How would you describe a raisin to someone who has never seen one before? Would you send them a photo and say “It’s a grape that someone left in the sun until it dried out”? Is there a more complete way to get across the essence of a raisin?
Mindfulness exercises can be silly and playful. When you experience something fully, you can describe it more accurately. In this case, we’ll be touching, tasting, watching, smelling, and even listening to a humble raisin.
If you Google “raisin meditation,” you’ll find a slew of videos on YouTube that are unintentionally hilarious. People take raisins and rub them on their hands and faces, contemplating everything from their ridges to their colour, treating these bad, dry little grapes like a lover. From the outside, it’s easy to laugh and move on.
If you made it this far, you’re creative and willing to make a fool of yourself to come up with ideas. Take that raisin (or really any other small food) and dive into investigating it. Can you write about a raisin well enough to describe it to a blind person? No? Then rub it on your face until you can.
The trick to techniques like this is to let go, laugh, and play like a child would. You can bet that any kid has put rocks, sand, toy airplanes, or the cat’s tail into their mouth to investigate the new thing they’ve discovered. Kids will roll paint all over themselves, or play with toys based solely on their texture. Get back in that hyper-plastic modality and really play with your food.

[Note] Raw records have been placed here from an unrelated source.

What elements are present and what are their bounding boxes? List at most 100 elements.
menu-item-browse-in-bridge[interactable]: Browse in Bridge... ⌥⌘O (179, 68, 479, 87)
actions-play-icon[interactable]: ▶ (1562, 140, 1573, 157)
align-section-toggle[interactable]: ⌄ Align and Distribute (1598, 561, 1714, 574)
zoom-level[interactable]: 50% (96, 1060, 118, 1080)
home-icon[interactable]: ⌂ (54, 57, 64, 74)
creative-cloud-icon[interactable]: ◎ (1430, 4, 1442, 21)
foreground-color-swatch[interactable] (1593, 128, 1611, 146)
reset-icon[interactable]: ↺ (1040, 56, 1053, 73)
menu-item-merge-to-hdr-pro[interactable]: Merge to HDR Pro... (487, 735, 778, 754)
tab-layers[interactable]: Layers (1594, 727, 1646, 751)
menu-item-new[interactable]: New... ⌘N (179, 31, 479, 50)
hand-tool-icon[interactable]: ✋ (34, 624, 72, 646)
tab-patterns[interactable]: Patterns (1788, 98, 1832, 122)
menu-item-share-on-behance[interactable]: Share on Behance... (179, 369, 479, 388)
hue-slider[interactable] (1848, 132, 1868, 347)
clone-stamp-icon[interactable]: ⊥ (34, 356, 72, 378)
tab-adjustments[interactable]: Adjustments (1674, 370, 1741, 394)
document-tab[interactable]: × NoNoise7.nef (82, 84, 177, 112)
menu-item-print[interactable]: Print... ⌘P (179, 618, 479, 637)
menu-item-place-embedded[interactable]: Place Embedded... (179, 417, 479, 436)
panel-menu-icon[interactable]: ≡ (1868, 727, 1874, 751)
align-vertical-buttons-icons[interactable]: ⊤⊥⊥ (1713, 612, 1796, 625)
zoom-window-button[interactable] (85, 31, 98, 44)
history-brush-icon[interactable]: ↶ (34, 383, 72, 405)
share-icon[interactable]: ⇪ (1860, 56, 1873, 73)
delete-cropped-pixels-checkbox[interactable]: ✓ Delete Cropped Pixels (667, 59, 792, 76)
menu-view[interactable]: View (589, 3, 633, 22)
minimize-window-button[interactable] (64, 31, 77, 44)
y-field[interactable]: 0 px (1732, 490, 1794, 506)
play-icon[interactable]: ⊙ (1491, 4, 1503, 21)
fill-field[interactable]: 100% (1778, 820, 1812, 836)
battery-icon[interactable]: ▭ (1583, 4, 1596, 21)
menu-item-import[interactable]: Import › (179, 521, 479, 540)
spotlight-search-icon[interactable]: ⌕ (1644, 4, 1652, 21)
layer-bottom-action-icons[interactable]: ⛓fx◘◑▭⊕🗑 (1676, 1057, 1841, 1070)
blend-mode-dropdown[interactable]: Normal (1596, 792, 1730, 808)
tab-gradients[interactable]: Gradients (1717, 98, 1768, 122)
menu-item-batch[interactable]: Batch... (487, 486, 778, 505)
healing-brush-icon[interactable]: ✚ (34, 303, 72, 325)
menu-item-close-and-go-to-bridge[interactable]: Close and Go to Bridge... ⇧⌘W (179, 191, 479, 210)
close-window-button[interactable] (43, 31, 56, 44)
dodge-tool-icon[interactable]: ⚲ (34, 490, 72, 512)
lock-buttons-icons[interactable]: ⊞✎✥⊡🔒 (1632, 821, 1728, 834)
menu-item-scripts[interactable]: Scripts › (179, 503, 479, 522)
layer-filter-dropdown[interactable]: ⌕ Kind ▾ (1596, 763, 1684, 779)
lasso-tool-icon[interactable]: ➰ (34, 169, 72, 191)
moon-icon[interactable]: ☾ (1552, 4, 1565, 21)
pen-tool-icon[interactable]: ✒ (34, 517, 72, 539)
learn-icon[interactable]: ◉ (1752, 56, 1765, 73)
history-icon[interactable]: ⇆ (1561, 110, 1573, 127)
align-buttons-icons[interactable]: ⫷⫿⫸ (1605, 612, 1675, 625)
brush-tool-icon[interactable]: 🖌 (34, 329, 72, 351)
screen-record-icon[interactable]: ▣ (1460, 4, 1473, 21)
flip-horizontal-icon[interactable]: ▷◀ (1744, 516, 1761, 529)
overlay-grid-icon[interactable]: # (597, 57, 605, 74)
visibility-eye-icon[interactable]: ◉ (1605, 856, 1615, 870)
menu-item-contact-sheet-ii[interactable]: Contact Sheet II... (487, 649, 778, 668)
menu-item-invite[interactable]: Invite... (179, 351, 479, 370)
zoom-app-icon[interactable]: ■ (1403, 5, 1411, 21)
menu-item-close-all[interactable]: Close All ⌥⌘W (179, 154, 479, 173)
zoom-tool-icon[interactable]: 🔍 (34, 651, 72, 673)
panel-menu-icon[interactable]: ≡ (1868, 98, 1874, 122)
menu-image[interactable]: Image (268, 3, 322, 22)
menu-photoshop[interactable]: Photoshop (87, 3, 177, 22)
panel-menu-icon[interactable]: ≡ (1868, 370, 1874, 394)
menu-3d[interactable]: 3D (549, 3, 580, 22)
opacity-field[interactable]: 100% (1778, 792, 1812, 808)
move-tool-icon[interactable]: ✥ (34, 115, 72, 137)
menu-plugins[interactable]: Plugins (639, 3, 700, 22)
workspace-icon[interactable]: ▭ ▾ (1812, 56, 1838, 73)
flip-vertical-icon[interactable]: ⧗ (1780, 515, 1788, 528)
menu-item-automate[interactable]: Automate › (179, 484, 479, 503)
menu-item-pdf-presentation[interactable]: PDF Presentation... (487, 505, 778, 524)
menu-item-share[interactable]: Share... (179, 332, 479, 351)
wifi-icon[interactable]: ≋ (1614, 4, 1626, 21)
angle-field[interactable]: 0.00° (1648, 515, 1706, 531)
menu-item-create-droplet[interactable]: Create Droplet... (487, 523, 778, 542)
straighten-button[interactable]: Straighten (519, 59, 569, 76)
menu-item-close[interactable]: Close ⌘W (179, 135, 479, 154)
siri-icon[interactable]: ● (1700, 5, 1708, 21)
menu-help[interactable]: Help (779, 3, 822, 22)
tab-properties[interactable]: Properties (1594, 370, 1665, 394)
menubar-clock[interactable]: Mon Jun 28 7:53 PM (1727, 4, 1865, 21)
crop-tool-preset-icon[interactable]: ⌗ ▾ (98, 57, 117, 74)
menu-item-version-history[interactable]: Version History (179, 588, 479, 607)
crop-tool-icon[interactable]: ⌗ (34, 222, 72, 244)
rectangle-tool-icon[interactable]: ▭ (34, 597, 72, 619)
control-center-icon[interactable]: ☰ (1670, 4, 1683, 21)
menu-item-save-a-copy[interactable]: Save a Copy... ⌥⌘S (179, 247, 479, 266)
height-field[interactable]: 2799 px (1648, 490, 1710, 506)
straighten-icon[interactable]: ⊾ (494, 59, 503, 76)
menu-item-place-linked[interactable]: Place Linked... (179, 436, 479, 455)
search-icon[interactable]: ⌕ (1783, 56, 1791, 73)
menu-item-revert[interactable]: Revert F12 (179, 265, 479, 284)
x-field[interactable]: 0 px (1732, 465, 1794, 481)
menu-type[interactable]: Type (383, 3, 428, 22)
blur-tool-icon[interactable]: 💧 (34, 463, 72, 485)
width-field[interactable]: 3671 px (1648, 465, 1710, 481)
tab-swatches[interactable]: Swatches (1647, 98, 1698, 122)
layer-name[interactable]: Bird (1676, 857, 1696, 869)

Here’s my take on a raisin:
Raisins feel like fingers after a long bath.
They vary from golden brown to rich, deep plum in colour.
You almost wonder how they were grapes.
They sound like the room you're in, or the ocean — if you're by the ocean.
They smell warm and sweet, like Christmas.
They're vaguely floral when you pop them in your mouth,
and the flesh separates in soft layers, sticking to your incisors.
If you wait before chewing, they start to rehydrate in your mouth,
morphing back into loose spheres, like tiny water balloons.
The sugars stimulate saliva, and even though you don't normally
eat raisins, after having one you kind of want
to shove a fistful into your face — for science, of course.
This week’s challenge:
- Follow these steps and do your own raisin meditation. I left out the post-credit digestion scene, because you don’t want to read that.
- Note which parts of the exercise are useful to you. Listening to a raisin is pretty futile, but for other subjects that level of detail can be useful.